Kaci Houshmandzadeh understands her husband perfectly on the subject. She was raised by her late grandparents in Cerritos, Calif., and she and T.J. met at Cerritos College. Her mother lived down the street but her father wasn't in her life.

"If it's something you never had, I'm not sure it's anything you can miss. How do you know what it is?" she asks.

They were teachers. Houshmandzadeh says they were "upper middle class," but they had no problem with the street kid from Barstow. He was particularly close to Kaci's grandmother, a lady that no doubt would have fit in nicely with The Marvinettes.

"She knew I was a real person," he says.

In the end, that's what it comes down to for Houshmandzadeh. The family may not be lovey dovey, or even conventional. But they are real.

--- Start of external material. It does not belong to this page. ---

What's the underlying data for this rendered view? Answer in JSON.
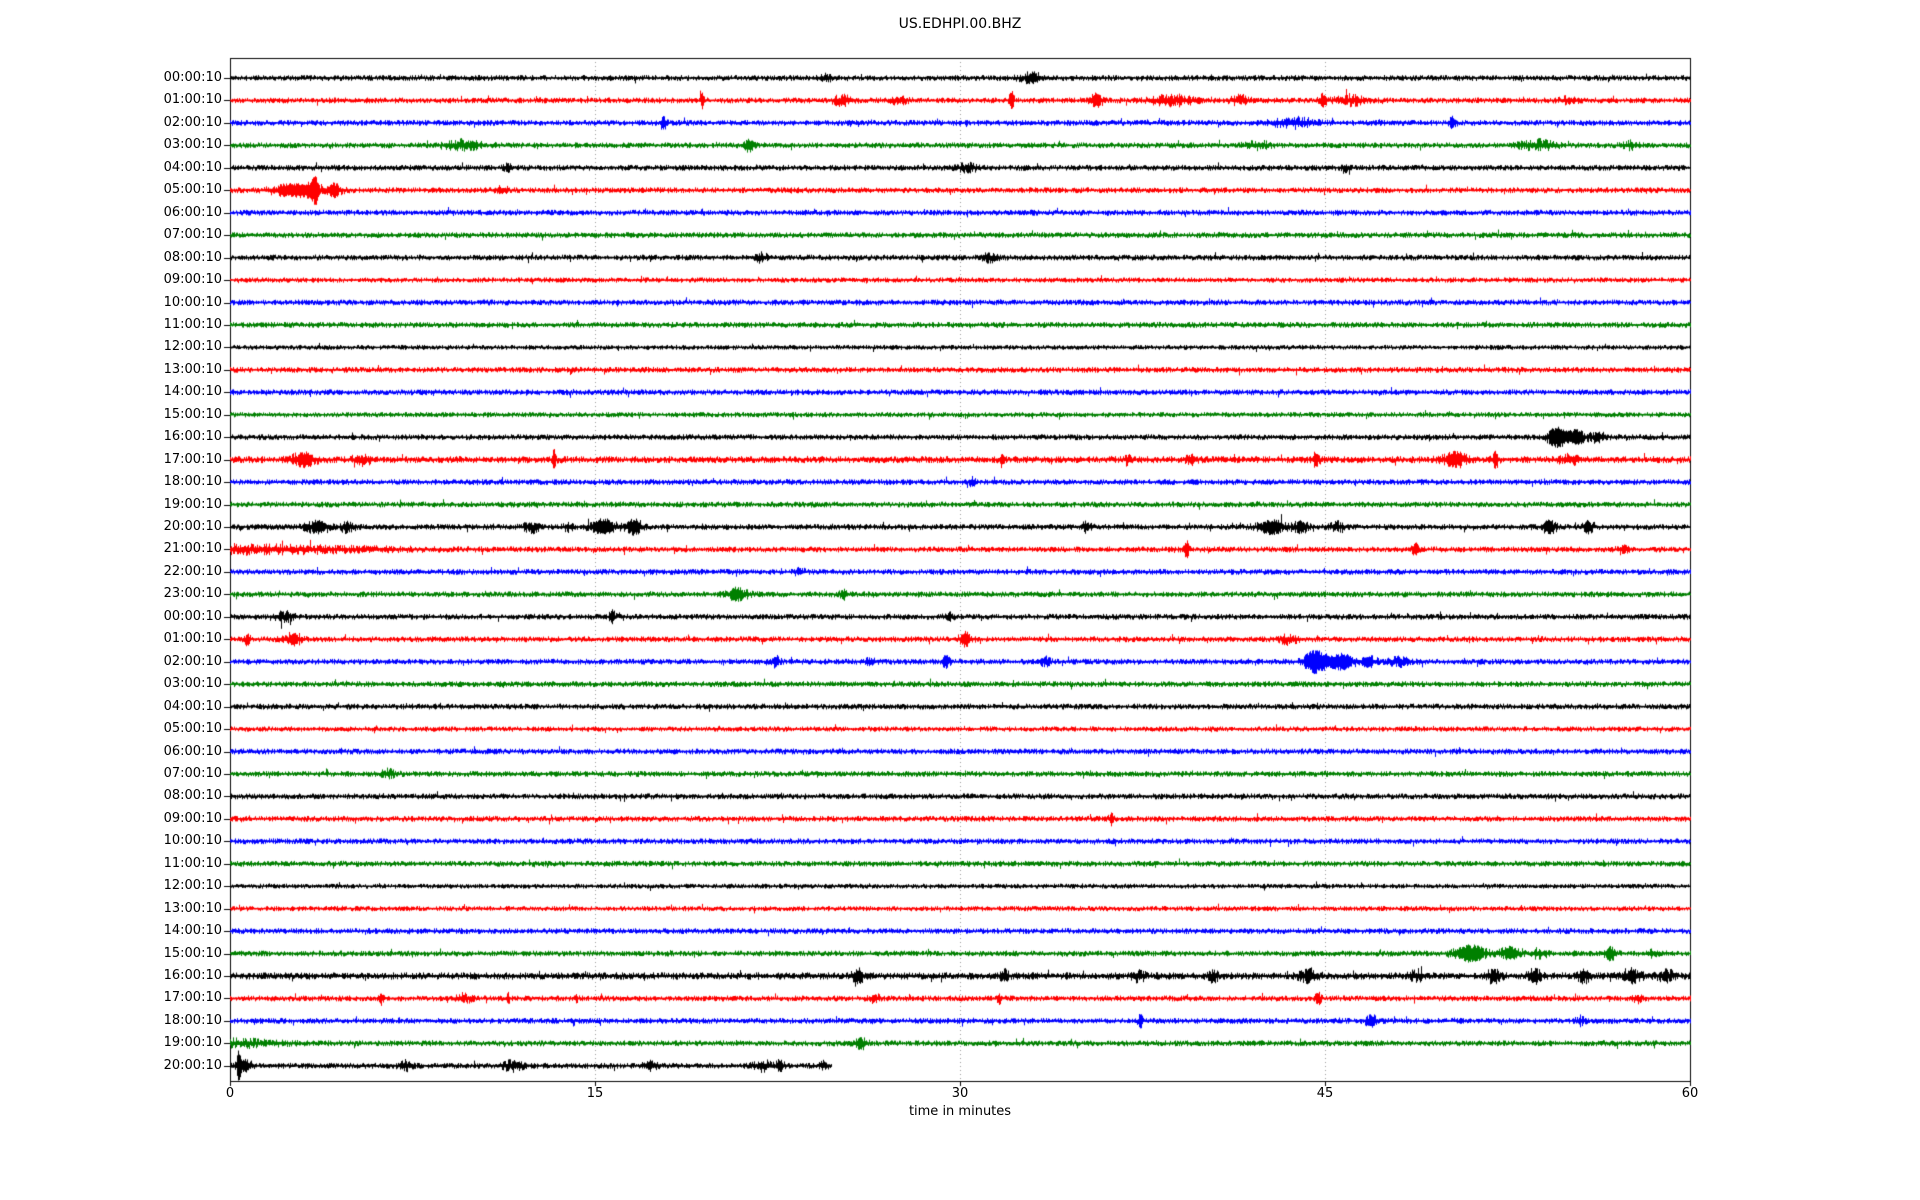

And as Deborah Johnson drives from her Victor Valley home from where she'll never be evicted because her son bought it for her two years ago, and as the uncles converge with their families and as the girls fly in from Cincy for this momentous night on The Coast, Houshmandzadeh is right at home.

Now, about the deep ball ...

"Watch the game," he says with that smile as long as his name.